Given the scale and correlations among this dataset, we found that both of these approaches provide suitable alternatives to the Bonferroni P value threshold, which in this case would be P < 1.2 × 10−11. Prioritizing the results of the permutation-based approach because it captures the data structure across all our models, we define a conservative study-wide significance cut-off of P ≤ 2 × 10−9 for the non-synonymous collapsing analysis results presented in this paper (Supplementary Tables 20, 21). Under this conservative threshold, no positive associations are expected under the null for collapsing analyses.

Finally, for each of the 225,360 exome-wide collapsing analyses comprising the collapsing PheWAS (12 models × (17,361 + 1,419) studied phenotypes), we calculated the lambda genomic inflation factor (λ) after excluding genes achieving exome-wide significance P < 2.6 × 10−6 for that phenotype (Supplementary Tables 22, 23).

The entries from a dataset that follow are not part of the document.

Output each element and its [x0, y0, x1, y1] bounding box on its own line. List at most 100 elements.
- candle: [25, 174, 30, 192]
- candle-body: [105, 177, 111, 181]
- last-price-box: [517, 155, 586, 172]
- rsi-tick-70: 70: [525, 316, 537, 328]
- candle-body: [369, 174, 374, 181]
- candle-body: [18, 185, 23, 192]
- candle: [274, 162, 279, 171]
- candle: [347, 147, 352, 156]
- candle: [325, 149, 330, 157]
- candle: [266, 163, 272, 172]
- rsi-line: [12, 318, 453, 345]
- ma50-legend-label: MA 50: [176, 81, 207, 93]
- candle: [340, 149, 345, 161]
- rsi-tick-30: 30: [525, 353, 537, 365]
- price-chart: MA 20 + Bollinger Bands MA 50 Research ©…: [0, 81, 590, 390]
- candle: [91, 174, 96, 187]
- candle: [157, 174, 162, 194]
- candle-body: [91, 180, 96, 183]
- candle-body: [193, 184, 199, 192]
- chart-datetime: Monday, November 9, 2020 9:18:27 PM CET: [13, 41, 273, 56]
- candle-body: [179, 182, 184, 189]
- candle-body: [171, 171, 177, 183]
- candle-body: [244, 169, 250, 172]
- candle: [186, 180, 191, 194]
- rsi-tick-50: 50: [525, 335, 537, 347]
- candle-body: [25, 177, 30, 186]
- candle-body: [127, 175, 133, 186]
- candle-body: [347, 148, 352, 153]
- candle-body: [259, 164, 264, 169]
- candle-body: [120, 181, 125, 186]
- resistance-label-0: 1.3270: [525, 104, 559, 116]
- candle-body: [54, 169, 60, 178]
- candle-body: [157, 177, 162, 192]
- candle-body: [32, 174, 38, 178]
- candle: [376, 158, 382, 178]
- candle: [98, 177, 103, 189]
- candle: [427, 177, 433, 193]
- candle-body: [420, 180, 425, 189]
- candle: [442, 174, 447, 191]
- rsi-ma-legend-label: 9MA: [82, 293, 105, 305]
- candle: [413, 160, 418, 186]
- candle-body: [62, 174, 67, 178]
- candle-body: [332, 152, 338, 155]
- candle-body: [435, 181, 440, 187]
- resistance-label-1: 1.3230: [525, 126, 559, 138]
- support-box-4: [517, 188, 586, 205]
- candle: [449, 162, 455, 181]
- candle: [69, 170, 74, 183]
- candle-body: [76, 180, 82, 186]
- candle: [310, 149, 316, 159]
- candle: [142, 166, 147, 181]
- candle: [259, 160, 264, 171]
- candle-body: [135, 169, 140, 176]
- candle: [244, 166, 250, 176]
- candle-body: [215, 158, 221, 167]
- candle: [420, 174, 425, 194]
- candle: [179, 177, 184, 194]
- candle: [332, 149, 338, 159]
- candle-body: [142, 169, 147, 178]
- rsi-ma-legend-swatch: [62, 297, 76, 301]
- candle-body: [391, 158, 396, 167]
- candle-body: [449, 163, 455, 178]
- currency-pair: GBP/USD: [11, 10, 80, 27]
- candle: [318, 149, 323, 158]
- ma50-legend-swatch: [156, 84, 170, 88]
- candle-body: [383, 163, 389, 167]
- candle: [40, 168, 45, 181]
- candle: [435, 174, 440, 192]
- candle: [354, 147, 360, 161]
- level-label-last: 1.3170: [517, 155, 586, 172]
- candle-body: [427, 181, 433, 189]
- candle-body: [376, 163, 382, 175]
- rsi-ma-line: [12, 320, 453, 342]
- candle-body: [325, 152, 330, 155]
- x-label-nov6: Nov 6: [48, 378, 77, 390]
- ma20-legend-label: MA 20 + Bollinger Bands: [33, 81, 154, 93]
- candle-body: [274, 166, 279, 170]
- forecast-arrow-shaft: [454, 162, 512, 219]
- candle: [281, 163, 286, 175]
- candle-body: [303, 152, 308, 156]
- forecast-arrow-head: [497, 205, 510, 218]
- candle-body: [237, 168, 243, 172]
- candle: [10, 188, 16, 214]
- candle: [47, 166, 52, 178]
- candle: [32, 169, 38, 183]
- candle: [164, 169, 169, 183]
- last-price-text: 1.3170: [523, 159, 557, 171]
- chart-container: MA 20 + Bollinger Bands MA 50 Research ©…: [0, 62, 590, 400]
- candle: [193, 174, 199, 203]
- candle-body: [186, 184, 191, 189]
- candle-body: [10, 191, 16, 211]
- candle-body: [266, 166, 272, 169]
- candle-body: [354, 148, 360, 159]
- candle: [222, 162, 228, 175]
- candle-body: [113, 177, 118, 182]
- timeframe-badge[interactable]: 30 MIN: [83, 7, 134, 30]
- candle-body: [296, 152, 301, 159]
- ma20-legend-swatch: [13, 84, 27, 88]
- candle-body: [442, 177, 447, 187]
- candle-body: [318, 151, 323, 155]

Collapsing analysis enrichment for approved drug targets

We tested for the enrichment of drug targets among collapsing analysis associations using five publicly available lists: a custom list (n = 387; https://raw.githubusercontent.com/ericminikel/drug_target_lof/master/data/drugbank/drug_gene_match.tsv) that was originally derived from DrugBank59, and another four lists6 that were originally derived from the Informa Pharmaprojects database46. These four lists included drug targets from their latest stages of clinical trials, labelled as ‘Approved’ (n = 2,620), ‘Phase I Clinical Trial’ (n = 3,365), ‘Phase II Clinical Trial’ (n = 5,479) and ‘Phase III Clinical Trial’ (n = 1,233).

For each gene tested in the collapsing analysis, we only retained the most significantly associated phenotype. Distinct gene–phenotype relationships from the collapsing analysis were partitioned into three categories (significant: P < 2 × 10−9 (binary n = 82, quantitative n = 269); suggestive: 2 × 10−9 < P < 1 × 10−7 (binary n = 113, quantitative n = 126); or non-significant: P > 1 × 10−7 (binary n = 18,551, quantitative n = 18,351)). The relationship between drug target status and gene–phenotype significance was assessed using Fisher’s exact test for each gene list. Specifically, for each of the five lists, we created a contingency table that included the number of significant collapsing analysis genes that intersected with the list and the number of genes that did not intersect with the list out of the list of genes tested in the PheWAS (n = 18,762). This was performed for both binary and quantitative traits. We also performed enrichment testing for OMIM32 genes and GWAS Catalog31 significant hits (both last accessed on 14 July 2020). We included the most significant associations per gene for the GWAS analysis.

Ethics reporting

The protocols for UKB are overseen by The UK Biobank Ethics Advisory Committee (EAC); for more information see https://www.ukbiobank.ac.uk/ethics/ and https://www.ukbiobank.ac.uk/wp-content/uploads/2011/05/EGF20082.pdf.

Reporting summary

Further information on research design is available in the Nature Research Reporting Summary linked to this paper.